A term that, hopefully, most of us are familiar with. An employee relates to anyone who’s employed to fulfil a job on a more permanent basis. They receive wages and benefits from their employer but have PAYE Tax and National Insurance contributions deducted from these wages. As an employee, you have employment rights too, like paid holidays and sick leave, redundancy protection, and guaranteed hours.
What are the different ways you can be self-employed?
Sole trading is often referred to as the simplest form of self-employment. To perhaps oversimplify it, for a contractor their limited company is the business but for a sole trader, they as an individual are the business.
A partnership is a business owned by more than one person. Like a sole trader, both partners are liable for loss as individuals. Profits are shared and PAYE Tax and NIC are paid by each individual in the partnership.
Limited Company Contractor
As a limited company contractor, you and your business are separate from one another. Shares of the business are owned by individuals, these shareholders (and you) are not liable for any loss as losses are only deducted from the business itself. Any profits are owned by the limited company and you can then, after the relevant tax deductions, take a salary from the limited company.
Things to be aware of when self-employed
Yes, contracting is an extremely popular way of working - people make the switch from more traditional employment every day. However, before you feel ready to take the leap, it is important to ensure you are fully educated on the potential risks of being a contractor.

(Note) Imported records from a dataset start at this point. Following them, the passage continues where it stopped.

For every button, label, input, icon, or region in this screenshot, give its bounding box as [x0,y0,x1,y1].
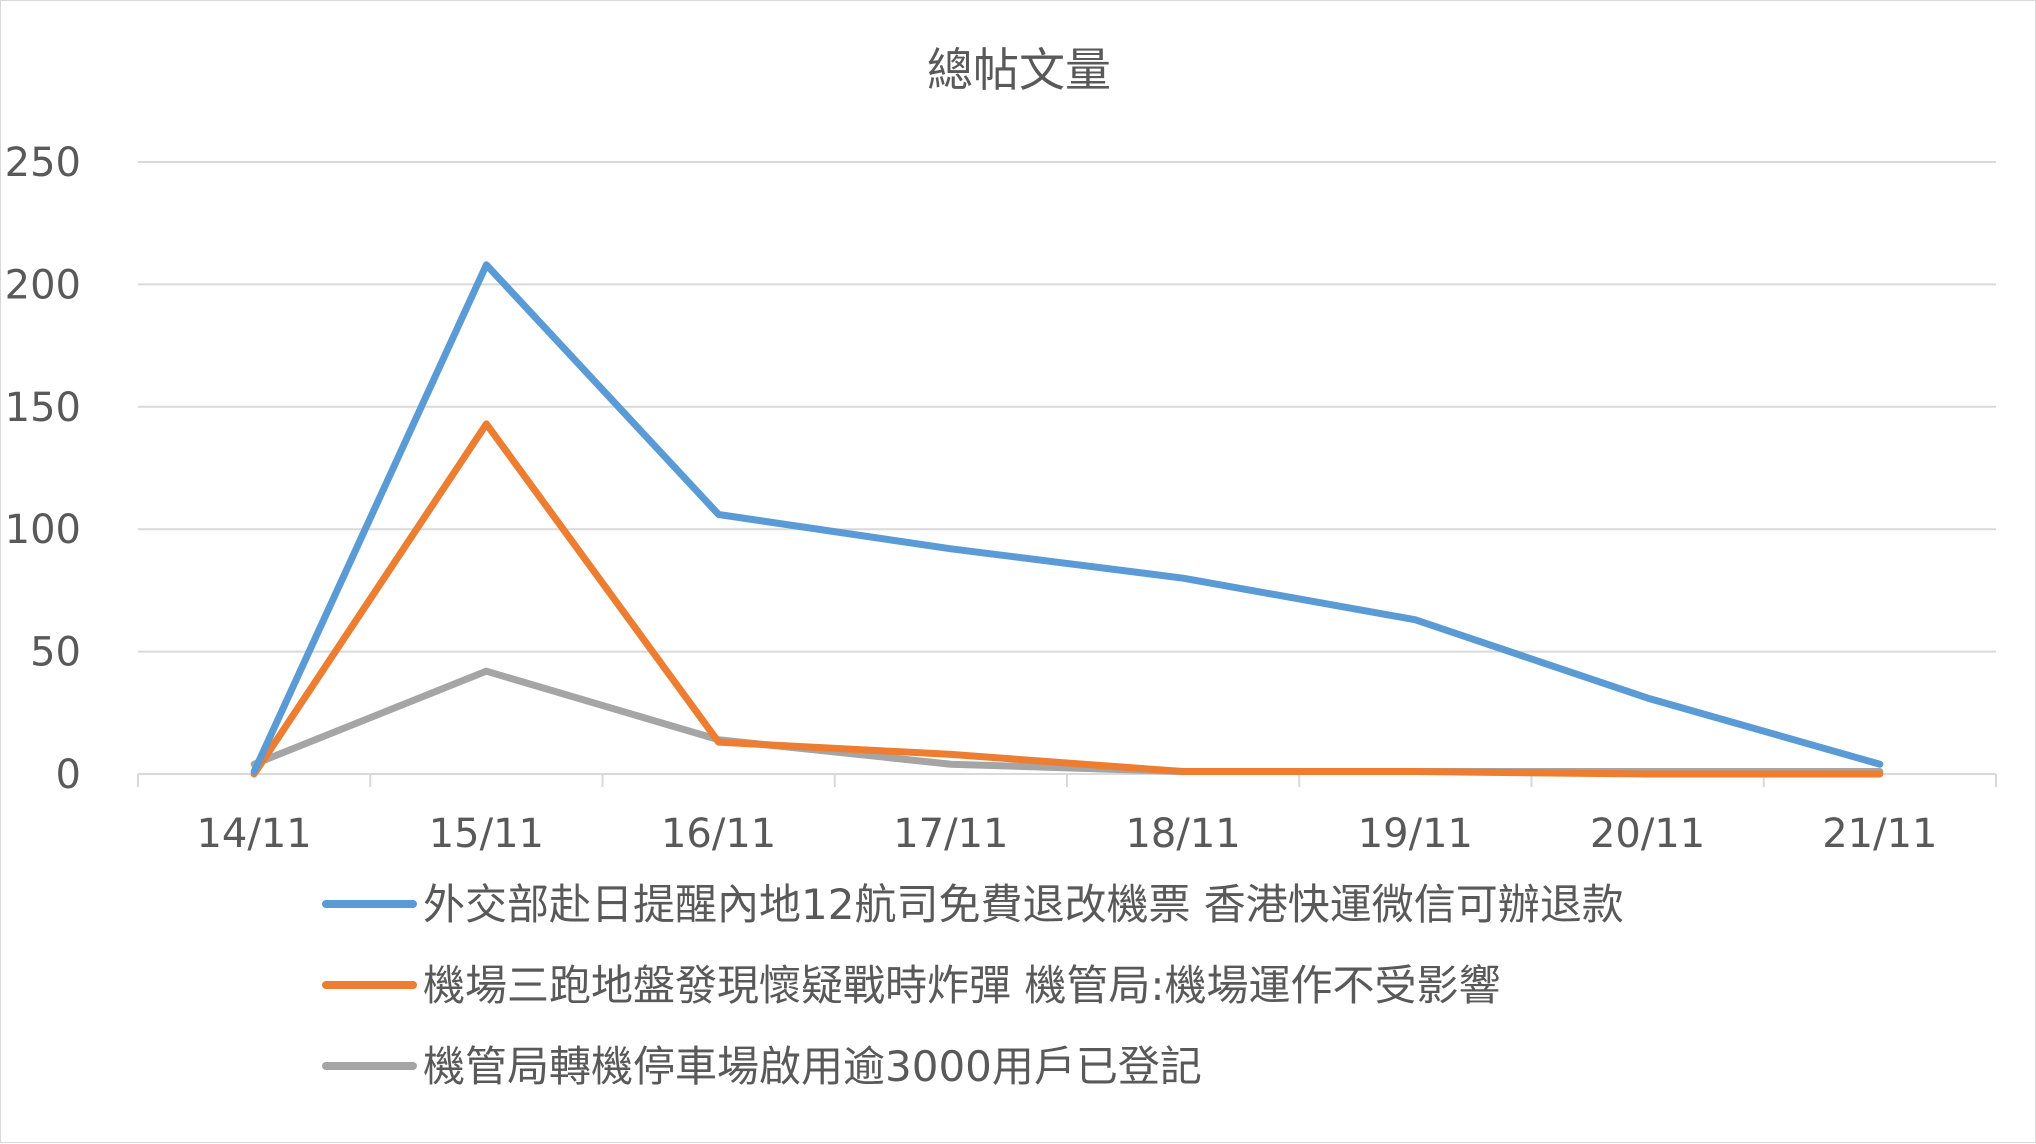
legend: 外交部赴日提醒內地12航司免費退改機票 香港快運微信可辦退款機場三跑地盤發現懷疑… [322,880,1624,1091]
y-tick-label: 0 [56,752,81,798]
x-tick-label: 14/11 [196,811,311,857]
x-tick-label: 20/11 [1590,811,1705,857]
series-lines [250,261,1884,778]
x-tick-label: 19/11 [1358,811,1473,857]
y-tick-label: 150 [5,385,81,431]
series-line-2 [250,420,1884,778]
y-tick-label: 250 [5,140,81,186]
chart-title: 總帖文量 [927,43,1111,97]
series-line-3 [250,667,1884,776]
series-line-1 [250,261,1884,776]
gridlines [138,161,1996,653]
legend-label: 機場三跑地盤發現懷疑戰時炸彈 機管局:機場運作不受影響 [423,961,1501,1010]
legend-label: 外交部赴日提醒內地12航司免費退改機票 香港快運微信可辦退款 [423,880,1624,929]
x-tick-label: 21/11 [1822,811,1937,857]
x-tick-label: 17/11 [893,811,1008,857]
x-tick-label: 16/11 [661,811,776,857]
legend-label: 機管局轉機停車場啟用逾3000用戶已登記 [423,1042,1202,1091]
y-tick-label: 50 [30,630,81,676]
x-axis-labels: 14/11 15/11 16/11 17/11 18/11 19/11 20/11 21/11 [196,811,1937,857]
x-tick-label: 15/11 [429,811,544,857]
y-tick-label: 100 [5,507,81,553]
x-tick-label: 18/11 [1125,811,1240,857]
y-axis: 0 50 100 150 200 250 [5,140,81,798]
y-tick-label: 200 [5,262,81,308]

Most of you will have heard of IR35 before. Yes, it’s confusing and yes, you can get into some hot water with HMRC over your employment status. However, with some education, sensible precautions, and good client communication, genuine contractors should be able to avoid that particular tax trap. I suggest taking a look at our article to get informed on what the IR35 legislation could mean for you.
Managing your own accounts
This can be a dealbreaker for some - you will have to manage your own accounts. However, it's important to remember that there is plenty of affordable accounting software out there - FreshBooks, QuickBooks, and Xero being three of the most popular - for new contractors. You might even choose to hire an accountant to keep things simple so you spend more time doing what you love (we even wrote an article on how to choose a great contractor accountant here.)
Not receiving payment for work done
While the vast majority of clients will no doubt be honourable, as a contractor, there is no guarantee that you will be paid. However, there are certain precautions you can take to avoid this predicament, including running a finance check on your end client before agreeing to work with them, making sure you set out a payment clause in your contract and building a good rapport with your point of contact.
Lack of stability
It’s no secret that as a contractor you lack the stability that employees have so readily. There is no promise that there will always be work for you and as a result, your income could be unpredictable.
However, what is seen as a negative could also be interpreted positively. Self-employment provides complete flexibility and allows you to work on your own terms. In fact, thanks to a survey taken in January 2020 by our sister company Dinghy we now know that 91% of freelancers stated that being their own boss improved their quality of life.
Demand for highly skilled and flexible workers will skyrocket when the world returns to normality, and if you’re currently out of work, you have plenty of time to plan out your business strategy.
If you are considering setting up a limited company, you may want to consider planning your next steps. Don’t underestimate the importance of getting the right business insurances as well as getting your contracts reviewed by an IR35 professional to stay outside the legislation. Until 2021, it's still your responsibility to set your employment status when completing your self-assessment.